Atrial fibrillation (AF) is often found in patients with heart failure (HF). Growing clinical evidence indicate that the arrhythmic component of AF alone could contribute to ventricular dysfunction. However, the pathophysiological mechanisms of a clinically relevant normofrequent ventricular arrhythmia as it occurs in AF on the human ventricle are unknown.

To investigate the effects of normofrequent AF on the human ventricle we investigated ventricular myocardium from patients with sinus rhythm (SR) or normofrequent AF in the absence of HF (compensated hypertrophy, mean EF>50%, matched clinical characteristics, derived from morrow resections during AVR). In histological analysis we detected no difference between SR (n=9 patients) vs. AF (n=6) regarding the amount and distribution of fibrosis. As Ca-handling is a major determinant of contractile function, we isolated human ventricular cardiomyocytes and studied cellular Ca-handling (Fura-2 AM). Interestingly, systolic Ca-transient amplitude was significantly reduced, and we found a significantly prolonged Ca-elimination time in AF patients (n=82 cells/ 8 patients) compared to SR (n=115/11). Patch-clamp experiments revealed a prolonged action potential duration in AF (n=16/6 vs 29/6).

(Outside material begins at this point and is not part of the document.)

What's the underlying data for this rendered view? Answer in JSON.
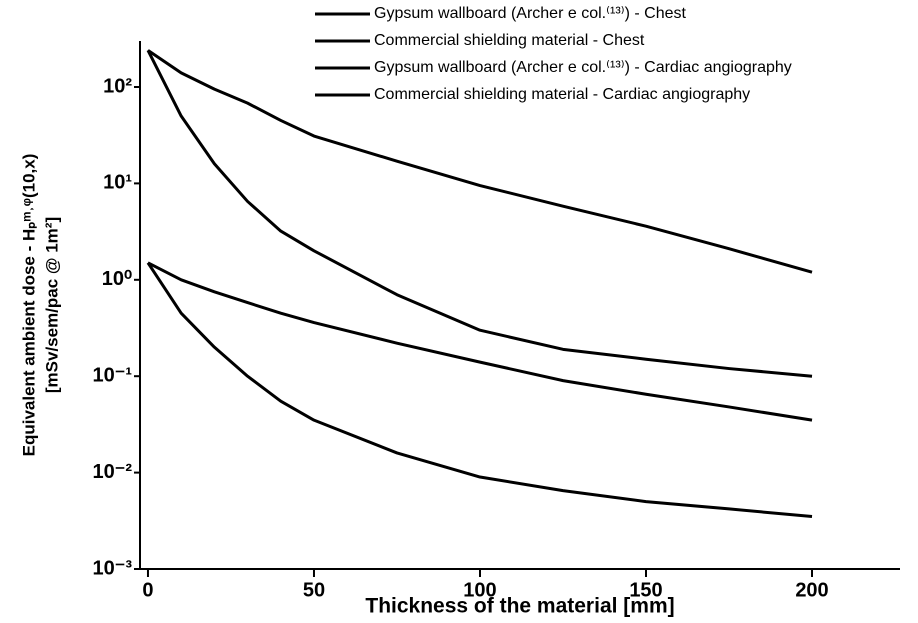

For the standardized evaluation of the mechanisms of a persistent normofrequent arrhythmia, we simulated AF in vitro by using arrhythmic (60 bpm, 40% beat-to-beat variability) or rhythmic (60 bpm) field stimulation. For studying the cellular effects in a model suitable for chronic pacing (up to 7 days), we utilized human iPSC cardiomyocytes (iPSC-CM) from healthy donors (n=6). After 7 days, irregularly paced iPSC-CM (n=69 vs. 75 cells/6 differentiations each) exhibited a significantly reduced systolic Ca-transient amplitude, a prolonged Ca-elimination time as well as a reduced SR Ca-load and a trend towards a lower SERCA2a activity compared to control. Confocal line-scans of arrhythmic paced cells (Fluo-4 AM, n=68 vs. 63 cells/7 differentiations) showed an increased diastolic SR Ca-release, which might also explain the reduced SR Ca-content. Moreover, in irregularly paced iPSC-CM we found significantly increased levels of cytosolic Na (n=80 vs. 69 cells/7 differentiations each) and in patch-clamp experiments a significantly prolonged action potential duration (n=11 vs. 14 cells/3 differentiations). Therefore, distinct electrophysiological remodelling may underlie the ventricular contractile dysfunction upon arrhythmia in AF patients. We further elucidated the underlying mechanisms by demonstrating that markers of oxidative stress (H2O2, LPO) are increased in human ventricular myocardium from patients with AF (n=6 patients each), while the reduced state of Glutathione (GSH) is decreased, which was associated with an enhanced NOX2/-4 activity in patients with AF (n=7) compared to SR (n=6). Consecutively, Ca²⁺/calmodulin-dependent protein kinase II δ (CaMKII) was found to be more oxidized (CaMKII-Met281/282) in the ventricle of AF patients (n=7 each) leading to an increased CaMKII activity, which adversely regulated EC-coupling protein phosphorylation including RyR2 hyperphosphorylation.

This study demonstrates that normofrequent arrhythmia/AF impairs human ventricular EC-coupling via increased oxidative stress and CaMKII oxidation. Thus, this study provides the first translational mechanistic characterization and the potential negative impact of isolated AF in the absence of tachycardia on the human ventricle.